[U-Boot] [PATCH] OMAP3: workaround for ARM Cortex-A8 erratum 725233

725233: PLD instructions executed with PLD data forwarding enabled can result in a processor deadlock
Signed-off-by: Siarhei Siamashka siarhei.siamashka@gmail.com --- cpu/arm_cortexa8/omap3/board.c | 6 ++++++ 1 files changed, 6 insertions(+), 0 deletions(-)
diff --git a/cpu/arm_cortexa8/omap3/board.c b/cpu/arm_cortexa8/omap3/board.c index 2aa69b3..7b78fa4 100644 --- a/cpu/arm_cortexa8/omap3/board.c +++ b/cpu/arm_cortexa8/omap3/board.c @@ -146,6 +146,12 @@ void setup_auxcr() __asm__ __volatile__("orr r0, r0, #1 << 5"); /* SMI instruction to call ROM Code API */ __asm__ __volatile__(".word 0xE1600070"); + /* Set PLD_FWD bit in L2AUXCR (Cortex-A8 erratum 725233 workaround) */ + __asm__ __volatile__("mov r12, #0x2"); + __asm__ __volatile__("mrc p15, 1, r0, c9, c0, 2"); + __asm__ __volatile__("orr r0, r0, #1 << 27"); + /* SMI instruction to call ROM Code API */ + __asm__ __volatile__(".word 0xE1600070"); __asm__ __volatile__("mov r0, %0":"=r"(i)); __asm__ __volatile__("mov r12, %0":"=r"(j)); }

Setting ASA bit hurts performance for the code which has lots of I-cache misses and there are no Cortex-A8 errata workarounds which would require to have it.
A test program which intentionally stresses I-cache misses on conditional branches is attached.
ASA bit is not set:
real 0m2.940s user 0m2.930s sys 0m0.008s
ASA bit is set:
real 0m3.470s user 0m3.461s sys 0m0.008s
The difference on some real applications is much more modest and is just something like ~0.5%, but every little bit helps.
/**** start of bench_ASA.c ****/ void __attribute__((naked)) f(int count, void *rand) { asm volatile ( " push {r4, r5, r6, lr}\n" " mov r4, r0\n" " mov r5, r1\n" "0:\n" ".rept 4096\n" " blx r5\n" " tst r0, #1\n" " bne 1f\n" " b 2f\n" ".balign 64\n" "1:\n" ".rept 15\n" " add r0, r0, #0\n" ".endr\n" " b 3f\n" ".balign 64\n" "2:\n" ".rept 16\n" " add r0, r0, #0\n" ".endr\n" "3:\n" ".endr\n" " subs r4, r4, #1\n" " bgt 0b\n" " pop {r4, r5, r6, pc}\n" ); } int main() { f(1000, rand); return 0; } /**** end of bench_ASA.c ****/
Signed-off-by: Siarhei Siamashka siarhei.siamashka@gmail.com --- cpu/arm_cortexa8/omap3/board.c | 2 -- 1 files changed, 0 insertions(+), 2 deletions(-)
diff --git a/cpu/arm_cortexa8/omap3/board.c b/cpu/arm_cortexa8/omap3/board.c index 7b78fa4..b9b71dc 100644 --- a/cpu/arm_cortexa8/omap3/board.c +++ b/cpu/arm_cortexa8/omap3/board.c @@ -140,8 +140,6 @@ void setup_auxcr() */ __asm__ __volatile__("mov r12, #0x3"); __asm__ __volatile__("mrc p15, 0, r0, c1, c0, 1"); - /* Enabling ASA */ - __asm__ __volatile__("orr r0, r0, #0x10"); /* Enable L1NEON */ __asm__ __volatile__("orr r0, r0, #1 << 5"); /* SMI instruction to call ROM Code API */

Siarhei Siamashka wrote:
725233: PLD instructions executed with PLD data forwarding enabled can result in a processor deadlock
Signed-off-by: Siarhei Siamashka siarhei.siamashka@gmail.com
Please add a detailed comment on the errata.
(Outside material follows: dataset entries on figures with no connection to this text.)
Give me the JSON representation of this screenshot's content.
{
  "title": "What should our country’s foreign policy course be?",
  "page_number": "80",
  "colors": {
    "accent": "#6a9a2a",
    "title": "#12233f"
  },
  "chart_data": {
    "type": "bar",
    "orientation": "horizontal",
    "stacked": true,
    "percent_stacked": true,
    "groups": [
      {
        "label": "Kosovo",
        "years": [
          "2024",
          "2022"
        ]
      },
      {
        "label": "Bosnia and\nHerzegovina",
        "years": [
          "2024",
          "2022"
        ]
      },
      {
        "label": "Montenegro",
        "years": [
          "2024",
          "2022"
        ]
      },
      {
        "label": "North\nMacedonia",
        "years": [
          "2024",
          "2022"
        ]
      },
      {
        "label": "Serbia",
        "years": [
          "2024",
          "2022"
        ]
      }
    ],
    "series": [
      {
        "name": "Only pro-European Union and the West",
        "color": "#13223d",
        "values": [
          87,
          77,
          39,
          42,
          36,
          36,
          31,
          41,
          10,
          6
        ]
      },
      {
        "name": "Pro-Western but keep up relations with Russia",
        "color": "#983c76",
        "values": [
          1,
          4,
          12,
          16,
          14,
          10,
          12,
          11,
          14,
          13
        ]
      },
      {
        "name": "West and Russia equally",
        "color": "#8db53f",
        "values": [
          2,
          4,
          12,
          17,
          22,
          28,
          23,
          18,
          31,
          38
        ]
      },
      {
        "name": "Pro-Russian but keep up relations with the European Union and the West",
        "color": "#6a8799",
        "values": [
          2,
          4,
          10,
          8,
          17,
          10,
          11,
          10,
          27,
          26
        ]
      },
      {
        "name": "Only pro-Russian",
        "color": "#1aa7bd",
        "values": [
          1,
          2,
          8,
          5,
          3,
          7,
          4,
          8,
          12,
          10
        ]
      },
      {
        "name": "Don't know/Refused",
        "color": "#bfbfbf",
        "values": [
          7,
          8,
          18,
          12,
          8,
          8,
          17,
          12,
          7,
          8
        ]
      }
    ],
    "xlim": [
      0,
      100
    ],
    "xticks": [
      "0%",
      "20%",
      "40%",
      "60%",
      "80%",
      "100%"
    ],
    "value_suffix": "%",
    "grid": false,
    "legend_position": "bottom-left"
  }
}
Also looks like this jumping to ROM code. Can this be done without a ROM code call ? Tom
cpu/arm_cortexa8/omap3/board.c | 6 ++++++ 1 files changed, 6 insertions(+), 0 deletions(-)
diff --git a/cpu/arm_cortexa8/omap3/board.c b/cpu/arm_cortexa8/omap3/board.c index 2aa69b3..7b78fa4 100644 --- a/cpu/arm_cortexa8/omap3/board.c +++ b/cpu/arm_cortexa8/omap3/board.c @@ -146,6 +146,12 @@ void setup_auxcr() __asm__ __volatile__("orr r0, r0, #1 << 5"); /* SMI instruction to call ROM Code API */ __asm__ __volatile__(".word 0xE1600070");
- /* Set PLD_FWD bit in L2AUXCR (Cortex-A8 erratum 725233 workaround) */
- __asm__ __volatile__("mov r12, #0x2");
- __asm__ __volatile__("mrc p15, 1, r0, c9, c0, 2");
- __asm__ __volatile__("orr r0, r0, #1 << 27");
- /* SMI instruction to call ROM Code API */
- __asm__ __volatile__(".word 0xE1600070"); __asm__ __volatile__("mov r0, %0":"=r"(i)); __asm__ __volatile__("mov r12, %0":"=r"(j));
}

On Sunday 07 February 2010, Tom wrote:
Siarhei Siamashka wrote:
725233: PLD instructions executed with PLD data forwarding enabled can result in a processor deadlock
Signed-off-by: Siarhei Siamashka siarhei.siamashka@gmail.com
Please add a detailed comment on the errata.
The short summary is pretty much complete (PLD data forwarding is not working correctly and needs to be turned off to prevent problems). Though it really makes sense to add that: 1. only r1pX revisions of Cortex-A8 are affected 2. performance impact is practically non-existant
The detailed description of this erratum is available in the official Cortex-A8 errata list. I'm not sure about directly copying full erratum description text here. Anyway, this workaround would be better submitted by somebody TI. I'm just "guilty" of triggering this deadlock with some ARM NEON optimizations from pixman library, so feel a bit of responsibility for it too.
Also looks like this jumping to ROM code. Can this be done without a ROM code call ?
I just added it to the part of code which is already doing similar things (sets L1NEON and other bits from AUXCR with some icky looking assembly via ROM code call). Most likely it can be also done in some other way.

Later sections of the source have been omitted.